Analysis of the KuCoin Theft Incident

Direct trading counterpart associated address analysis

The hacker deposited ETH into the Tornado 100ETH transaction pool through eight addresses. These eight deposit addresses were associated through direct trading counterparts 0x23156749a0acefc8f07b9954d181d50084c1519e and 0x82e6b31b0fe94925b9cd1473d05894c86f277398.

From the above association graph, it can be seen that due to the hacker's oversight, the deposit address 0x34a17418cec67b82d08cf77a987941f99dc87c6 was associated with the withdrawal address 0xc609b3940be560c8c00e593bea47fb6ecef6b2c6 through the direct trading counterpart address 0x82e6b31b0fe94925b9cd1473d05894c86f277398.

0xc609b3940be560c8c00e593bea47fb6ecef6b2c6 only withdrew 2,900ETH (a small portion of the total ETH deposited by the eight deposit addresses).

It can be seen that the hacker, due to insufficient miner fees in 0x82e6b31b0fe94925b9cd1473d05894c86f277398, transferred miner fees from 0xc609b3940be560c8c00e593bea47fb6ecef6b2c6 and 0x23156749a0acefc8f07b9954d181d50084c1519e to 0xc609b3940be560c8c00e593bea47fb6ecef6b2c6.

As a result, the withdrawal address and deposit address were associated.

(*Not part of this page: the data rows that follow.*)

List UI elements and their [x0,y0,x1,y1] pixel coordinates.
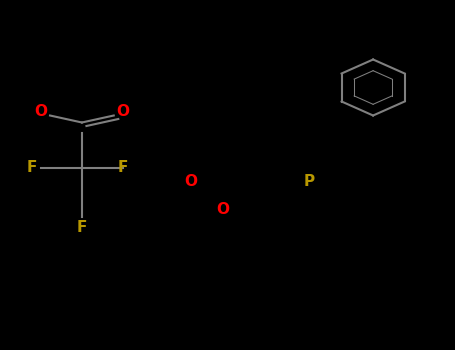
Text: F: F [118,161,128,175]
Text: P: P [304,175,315,189]
Text: F: F [77,220,87,235]
Text: F: F [27,161,37,175]
Text: O: O [185,175,197,189]
Text: O: O [217,203,229,217]
Text: O: O [35,105,47,119]
Text: O: O [116,105,129,119]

Continuing to trace the chain, it can be found that the withdrawn ETH was transferred to other addresses. Further deepening the entire chain, it can be found that ETH was dispersed to many addresses, with a large amount of ETH transferred to Binance's deposit address 0x28c6c06298d514db089934071355e5743bf21d60.

At this point, the entire chain tracing is cut off at Binance. If KYC information from Binance can be obtained, personnel can be specifically located.

Liquid Exchange Theft

Four deposit addresses were found to have deposited into the 100ETH pool and were associated through direct trading counterpart 0x5578840aae68682a9779623fa9e8714802b59946.

FinNexus DeFi Project Theft

Two deposit addresses were found to be associated, 0x5271b379f3e1954e20791142d734596a3de28efd and 0x5ebc7d1ff1687a75f76c3edfabcde89d1c09cd5f, both of which deposited ETH into the 100ETH pool and were associated through direct counterpart 0xfe381bc045b85e0acd93e85ecfe65ecb0fec2a44.